Чтение, кстати, – от чего корень слова? «Чет – нечет» или «чтить»? Я думаю, «чтить». А чтить можно именно все-таки проникая, а не изучая. Вот и Пушкин как непрерывный текст. Пушкин неразрывен, и в любом месте находишь для себя новое. Это удивительное состояние общего текста доказывается только хронологией, хронологической последовательностью. Тогда рождается состояние потока – как будто полупроводимость языка, проходящая через одну душу, одну личность. В общем, это к физике ближе, к какой-то высшей математике, а даже не к личности. Мы угадываем. Поэтому эта фраза, является ключевой: Пушкин раскрывается в любом месте.

И слово «раскрывается» тоже раскрывается в обеих ипостасях.

Он раскрывается в любом месте – в этом суть Пушкина. Это действительно замечательная истина про него.

Вообще, где начало, где конец – это никогда не ясно, потому что начало может быть концом, а конец – началом.

А пушкинский текст, я настаиваю, является единым текстом от первого слова до последнего. И важна только хронологическая последовательность, которую все-таки надо честно устанавливать, а не фасовать всё по жанрам и периодам.

Это единственный способ познания пушкинского текста – только его последовательность, собственная, которой он и следовал при издании собственных сочинений. И мне при чтении Пушкина пришлось все-таки прийти только к этой последовательности, постепенно наращивая смыслы. Можно наращивать Пушкина с конца, можно наращивать его с начала – для меня это безразлично.

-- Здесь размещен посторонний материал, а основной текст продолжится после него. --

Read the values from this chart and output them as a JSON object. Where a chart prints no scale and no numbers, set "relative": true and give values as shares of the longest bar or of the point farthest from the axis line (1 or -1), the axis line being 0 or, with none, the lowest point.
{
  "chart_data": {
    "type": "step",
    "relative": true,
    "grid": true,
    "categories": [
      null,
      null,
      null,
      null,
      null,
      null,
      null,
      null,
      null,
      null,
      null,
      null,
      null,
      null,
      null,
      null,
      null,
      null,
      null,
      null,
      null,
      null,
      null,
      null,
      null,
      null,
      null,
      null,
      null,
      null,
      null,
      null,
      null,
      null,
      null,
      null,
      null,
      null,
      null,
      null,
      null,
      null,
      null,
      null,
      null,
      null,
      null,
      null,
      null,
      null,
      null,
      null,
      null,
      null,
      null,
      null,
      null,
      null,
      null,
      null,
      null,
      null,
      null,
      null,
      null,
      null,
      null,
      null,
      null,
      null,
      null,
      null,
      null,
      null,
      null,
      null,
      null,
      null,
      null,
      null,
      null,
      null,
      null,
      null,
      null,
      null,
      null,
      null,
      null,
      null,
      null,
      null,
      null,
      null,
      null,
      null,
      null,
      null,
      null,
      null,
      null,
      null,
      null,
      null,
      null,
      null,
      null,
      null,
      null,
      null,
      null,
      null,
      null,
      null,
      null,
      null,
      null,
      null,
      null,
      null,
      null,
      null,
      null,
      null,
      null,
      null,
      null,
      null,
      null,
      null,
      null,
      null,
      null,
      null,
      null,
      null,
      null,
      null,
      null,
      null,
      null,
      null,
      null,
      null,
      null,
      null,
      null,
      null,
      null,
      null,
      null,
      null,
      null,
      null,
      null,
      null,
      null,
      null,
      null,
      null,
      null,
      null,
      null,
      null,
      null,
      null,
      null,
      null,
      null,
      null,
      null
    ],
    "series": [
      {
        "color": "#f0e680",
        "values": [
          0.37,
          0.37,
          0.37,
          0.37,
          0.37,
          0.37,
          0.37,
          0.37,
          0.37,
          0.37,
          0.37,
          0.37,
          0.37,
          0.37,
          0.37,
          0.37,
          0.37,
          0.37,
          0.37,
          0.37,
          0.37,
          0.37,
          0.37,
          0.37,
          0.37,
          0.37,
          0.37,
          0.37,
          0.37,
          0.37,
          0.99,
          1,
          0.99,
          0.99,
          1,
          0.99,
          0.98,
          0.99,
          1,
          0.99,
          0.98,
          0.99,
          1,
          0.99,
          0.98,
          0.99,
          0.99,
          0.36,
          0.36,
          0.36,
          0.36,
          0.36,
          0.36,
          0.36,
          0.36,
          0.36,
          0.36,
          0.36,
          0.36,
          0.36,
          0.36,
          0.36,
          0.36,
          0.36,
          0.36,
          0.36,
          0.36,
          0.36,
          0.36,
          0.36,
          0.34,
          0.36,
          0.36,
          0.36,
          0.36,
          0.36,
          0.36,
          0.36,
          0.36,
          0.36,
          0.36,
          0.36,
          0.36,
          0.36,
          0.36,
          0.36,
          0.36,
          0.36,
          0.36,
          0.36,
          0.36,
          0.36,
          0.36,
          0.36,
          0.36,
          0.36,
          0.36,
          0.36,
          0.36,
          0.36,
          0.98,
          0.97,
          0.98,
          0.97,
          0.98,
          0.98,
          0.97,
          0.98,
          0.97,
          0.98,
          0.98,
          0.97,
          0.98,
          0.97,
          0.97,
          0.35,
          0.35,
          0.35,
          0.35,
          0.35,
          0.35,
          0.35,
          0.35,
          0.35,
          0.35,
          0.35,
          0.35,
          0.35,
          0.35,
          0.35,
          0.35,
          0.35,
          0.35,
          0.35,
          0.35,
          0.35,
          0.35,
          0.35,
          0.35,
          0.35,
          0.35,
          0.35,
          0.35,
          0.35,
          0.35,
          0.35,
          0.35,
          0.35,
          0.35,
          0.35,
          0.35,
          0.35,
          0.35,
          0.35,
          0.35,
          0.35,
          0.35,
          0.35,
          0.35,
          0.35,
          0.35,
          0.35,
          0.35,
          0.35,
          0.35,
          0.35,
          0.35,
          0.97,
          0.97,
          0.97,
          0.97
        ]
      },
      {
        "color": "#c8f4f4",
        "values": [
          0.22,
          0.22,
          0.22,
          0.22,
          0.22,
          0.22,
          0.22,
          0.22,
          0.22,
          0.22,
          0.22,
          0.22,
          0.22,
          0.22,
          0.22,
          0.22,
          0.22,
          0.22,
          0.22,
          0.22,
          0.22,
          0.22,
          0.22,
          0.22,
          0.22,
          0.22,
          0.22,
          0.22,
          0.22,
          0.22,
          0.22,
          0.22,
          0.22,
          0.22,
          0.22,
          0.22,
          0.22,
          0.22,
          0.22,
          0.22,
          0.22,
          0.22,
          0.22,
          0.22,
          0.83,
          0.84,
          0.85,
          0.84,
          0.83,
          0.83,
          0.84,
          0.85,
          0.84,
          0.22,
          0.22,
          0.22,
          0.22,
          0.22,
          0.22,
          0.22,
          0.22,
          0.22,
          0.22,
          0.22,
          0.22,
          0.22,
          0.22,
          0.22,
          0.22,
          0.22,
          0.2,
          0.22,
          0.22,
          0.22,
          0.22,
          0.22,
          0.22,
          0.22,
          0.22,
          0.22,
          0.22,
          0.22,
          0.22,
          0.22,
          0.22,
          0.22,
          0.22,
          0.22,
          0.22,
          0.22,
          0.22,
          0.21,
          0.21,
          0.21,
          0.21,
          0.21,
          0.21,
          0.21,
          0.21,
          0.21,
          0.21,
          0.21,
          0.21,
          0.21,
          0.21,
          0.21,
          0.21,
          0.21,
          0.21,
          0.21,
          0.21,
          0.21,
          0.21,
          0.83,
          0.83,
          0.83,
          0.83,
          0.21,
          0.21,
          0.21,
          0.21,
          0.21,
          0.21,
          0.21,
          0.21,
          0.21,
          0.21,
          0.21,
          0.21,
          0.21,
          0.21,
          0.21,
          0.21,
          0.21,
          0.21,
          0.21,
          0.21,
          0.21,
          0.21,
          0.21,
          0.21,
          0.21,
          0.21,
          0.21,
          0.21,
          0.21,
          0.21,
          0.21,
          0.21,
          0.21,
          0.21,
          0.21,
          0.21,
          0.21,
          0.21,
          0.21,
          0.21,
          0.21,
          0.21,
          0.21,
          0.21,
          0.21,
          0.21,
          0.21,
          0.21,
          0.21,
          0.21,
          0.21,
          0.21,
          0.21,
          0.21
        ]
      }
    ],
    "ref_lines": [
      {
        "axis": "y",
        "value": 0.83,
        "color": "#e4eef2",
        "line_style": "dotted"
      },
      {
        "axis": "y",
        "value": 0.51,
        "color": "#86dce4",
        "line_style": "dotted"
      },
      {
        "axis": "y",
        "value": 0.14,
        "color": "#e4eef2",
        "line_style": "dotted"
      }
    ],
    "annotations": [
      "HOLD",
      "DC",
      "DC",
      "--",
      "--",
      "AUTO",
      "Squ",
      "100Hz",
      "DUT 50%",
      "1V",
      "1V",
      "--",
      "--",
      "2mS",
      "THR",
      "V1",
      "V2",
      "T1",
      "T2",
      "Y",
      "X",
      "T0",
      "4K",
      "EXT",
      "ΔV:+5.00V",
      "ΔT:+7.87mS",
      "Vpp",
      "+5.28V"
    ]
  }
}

И поскольку мы сейчас исследуем якобы последнюю его часть, которая вошла в мой самый переполненный пушкинский том (последняя часть – Пушкин 1836 года, то есть предсмертный), я упираюсь вдруг сразу в Михайловское, которое я тоже разработал.

Между Михайловским и 36-м годом лежат двенадцать лет жизни Пушкина. Может быть, самых плодотворных лет.

Что же он наработал в эти двенадцать лет? Как он пережил этот период от освобождения из ссылок: из южной, из Михайловского, – вплоть до последнего года?